Warum nicht jeder Schreibtipp für dich passt
136 Schreibtipps sind hier bereits veröffentlicht worden und spätestens jetzt sollte jedem klar sein, dass nicht alle gleichwertig zu jeder Schreibsituation passen. Schlimmer noch: Manchmal passen sie zur Situation und trotzdem sperrt sich irgendetwas dagegen, den Tipp anzuwenden.
Und das ist völlig okay, denn es sind nur Tipps. Ratschläge vom Profi. Verklausuliert, allgemein, passend für viele, aber längst nicht für alle Fälle.
Wie findet man als Leser oder Leserin also heraus, ob der Schreibtipp gerade passt? Hierzu ein paar Fragen, die man sich selbst stellen sollte.
- Passt der Schreibtipp zum Problem?
- Ist es wirklich ein Problem?
- Löst der Tipp das Problem?
- Klingt der Text noch echt?
Passt der Schreibtipp zum Problem?
Welche Schwäche soll der Schreibtipp korrigieren? Ist es ein Tipp, der den Stil verbessert oder die Botschaft für eine bestimmte Zielgruppe deutlicher macht? Soll der Text besser lesbar sein oder geht es darum, eine anspruchsvolle Leserschaft zu beeindrucken? Geht es in dem Tipp um Lyrik oder einen Werbetext?
Also: Frag dich immer, ob die Lösung zum Problem passt.
Ein Beispiel: „Ein Satz, ein Gedanke.“ Super Tipp, aber im belletristischen Schreiben nicht angebracht. Hier darf es gerne wuseliger sein, um eine bestimmte Stimmung, ein Lesetempo, einen Kunstkniff zu erzeugen.
Ist es wirklich ein Problem?
Manche Schreibtipps beschäftigen sich mit einem bestimmten Problem, das je nach Texttyp und Zielgruppe existiert. Frag dich deshalb: Ist es für meine Zielgruppe und für den Anlass meines Textes wirklich ein Problem, das ich lösen muss?
Also: Frag dich immer, ob das Problem ein Problem ist.
Ein Beispiel: „Zu viele Adjektive überladen den Text.“ Super Tipp, wenn es beispielsweise um Sachlichkeit und Prägnanz geht. Geht es aber um Emotionen und Stimmungen, braucht es beschreibende Worte. Ja, „Show, don’t tell“ gilt auch hier, aber es ist schlicht unnatürlich, gänzlich ohne beschreibende Adjektive eine tragische Abschiedsszene, eine heiße Liebesnacht oder ein bahnbrechendes Produkt zu beschreiben.
Löst der Tipp das Problem?
Probier es aus.
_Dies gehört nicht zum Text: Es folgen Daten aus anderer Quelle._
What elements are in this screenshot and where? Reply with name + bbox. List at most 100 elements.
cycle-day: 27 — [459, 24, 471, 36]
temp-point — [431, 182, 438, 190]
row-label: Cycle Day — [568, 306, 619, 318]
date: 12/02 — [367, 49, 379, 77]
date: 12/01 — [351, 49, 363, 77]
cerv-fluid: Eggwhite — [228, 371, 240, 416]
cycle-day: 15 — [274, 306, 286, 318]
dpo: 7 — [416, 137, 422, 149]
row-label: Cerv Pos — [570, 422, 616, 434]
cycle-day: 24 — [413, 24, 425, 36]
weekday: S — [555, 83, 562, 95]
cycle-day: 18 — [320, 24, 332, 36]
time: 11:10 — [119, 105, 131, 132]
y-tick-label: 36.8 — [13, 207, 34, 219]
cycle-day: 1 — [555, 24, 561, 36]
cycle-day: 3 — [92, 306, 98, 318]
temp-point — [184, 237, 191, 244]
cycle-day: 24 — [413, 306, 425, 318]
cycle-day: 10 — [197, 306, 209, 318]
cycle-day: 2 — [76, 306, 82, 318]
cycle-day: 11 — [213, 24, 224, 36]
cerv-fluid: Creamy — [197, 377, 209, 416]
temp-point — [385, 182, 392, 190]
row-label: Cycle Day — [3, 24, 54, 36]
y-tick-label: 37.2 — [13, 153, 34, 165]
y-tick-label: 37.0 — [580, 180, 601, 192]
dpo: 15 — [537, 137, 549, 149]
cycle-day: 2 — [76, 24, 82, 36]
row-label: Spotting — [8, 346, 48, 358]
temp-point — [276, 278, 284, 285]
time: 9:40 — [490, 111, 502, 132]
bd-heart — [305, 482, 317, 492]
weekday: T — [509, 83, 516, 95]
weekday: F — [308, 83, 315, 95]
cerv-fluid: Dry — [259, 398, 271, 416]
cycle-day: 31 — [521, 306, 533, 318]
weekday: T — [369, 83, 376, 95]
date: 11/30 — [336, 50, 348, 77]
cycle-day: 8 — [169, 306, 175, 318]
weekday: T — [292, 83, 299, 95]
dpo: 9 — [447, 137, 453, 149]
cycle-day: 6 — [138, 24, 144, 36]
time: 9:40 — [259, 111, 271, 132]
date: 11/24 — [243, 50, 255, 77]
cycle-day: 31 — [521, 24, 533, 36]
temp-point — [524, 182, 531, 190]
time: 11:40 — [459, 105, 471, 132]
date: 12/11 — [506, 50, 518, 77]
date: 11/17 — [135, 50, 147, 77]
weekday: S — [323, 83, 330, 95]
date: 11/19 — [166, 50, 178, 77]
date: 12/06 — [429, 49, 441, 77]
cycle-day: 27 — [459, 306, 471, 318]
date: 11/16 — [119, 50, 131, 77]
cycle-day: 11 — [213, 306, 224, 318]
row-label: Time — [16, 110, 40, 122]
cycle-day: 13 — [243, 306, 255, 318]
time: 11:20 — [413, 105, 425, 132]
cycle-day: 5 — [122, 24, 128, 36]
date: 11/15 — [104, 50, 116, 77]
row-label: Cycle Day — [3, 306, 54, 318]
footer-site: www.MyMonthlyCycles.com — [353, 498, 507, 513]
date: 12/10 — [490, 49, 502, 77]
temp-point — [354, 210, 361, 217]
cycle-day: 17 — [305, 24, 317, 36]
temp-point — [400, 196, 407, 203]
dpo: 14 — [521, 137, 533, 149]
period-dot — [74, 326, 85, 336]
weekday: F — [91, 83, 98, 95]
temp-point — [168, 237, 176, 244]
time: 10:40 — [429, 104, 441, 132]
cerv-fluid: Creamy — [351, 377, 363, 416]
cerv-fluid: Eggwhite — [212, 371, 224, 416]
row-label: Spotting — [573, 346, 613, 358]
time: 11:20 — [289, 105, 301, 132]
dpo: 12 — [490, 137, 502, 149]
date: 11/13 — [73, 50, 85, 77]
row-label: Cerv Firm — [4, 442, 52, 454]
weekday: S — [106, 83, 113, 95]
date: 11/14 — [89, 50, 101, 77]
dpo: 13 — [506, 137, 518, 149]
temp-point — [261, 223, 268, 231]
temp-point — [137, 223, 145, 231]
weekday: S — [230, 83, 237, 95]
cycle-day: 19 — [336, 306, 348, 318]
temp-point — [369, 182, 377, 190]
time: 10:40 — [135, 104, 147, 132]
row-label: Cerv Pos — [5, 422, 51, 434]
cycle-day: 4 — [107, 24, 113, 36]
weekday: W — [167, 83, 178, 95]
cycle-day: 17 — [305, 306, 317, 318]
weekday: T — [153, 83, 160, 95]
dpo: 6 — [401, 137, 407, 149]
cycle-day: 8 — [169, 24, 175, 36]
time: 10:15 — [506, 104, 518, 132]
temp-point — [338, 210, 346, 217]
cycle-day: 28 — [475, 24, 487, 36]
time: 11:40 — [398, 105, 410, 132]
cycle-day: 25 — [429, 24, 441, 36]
Wenn der Text nach der Änderung nicht angenehmer klingt, klarer wirkt oder besser strukturiert ist – zurück auf Start.
Also: Folge einen Schreibtipp nicht einfach, weil er sich super anhört.
Ein Beispiel:
Ich mag Ausrufezeichen. Ich bin ein impulsiver Mensch und deshalb fällt es mir unglaublich schwer, in Mails, in denen ich außer Rand und Band begeistert über etwas schreibe, nicht hinter jedem Satz ein Ausrufezeichen zu setzen. Gleichwohl verstehe ich, wenn man sparsam damit umgehen sollte. Jaha! Mach ich ja schon!
Klingt der Text noch echt?
Bei allen Texten, wo dick dein Name drüber oder drunter steht, ist natürlich wichtig, dass sie nach dir klingen. Authentisch, echt und natürlich. Der Leser oder die Leserin soll deine Stimme im Kopf haben, deinen Sprachduktus.
Also: Folge einem Schreibtipp nur, wenn du ihn dir dauerhaft angewöhnen willst/kannst.
Ein Beispiel: Füllwörter. Oft wird gesagt, dass sie überflüssig sind und weggestrichen werden können. Ja, oft ist das so. Aber nicht immer, denn sie geben (wenn sie nicht übermäßig auftauchen) einem Text Farbe, Persönlichkeit und Echtheit. Andere Schreibprofis sehen das anders, ich weiß.
Aber Vorsicht: Rede dich nicht mit „persönlichem Stil“ heraus, wenn dein Text schwer lesbar, unverständlich und schlecht strukturiert ist. Dafür gibt es kein Pardon.
In diesem Sinne: Hol dir das Beste für dich raus aus den #365schreibtipps!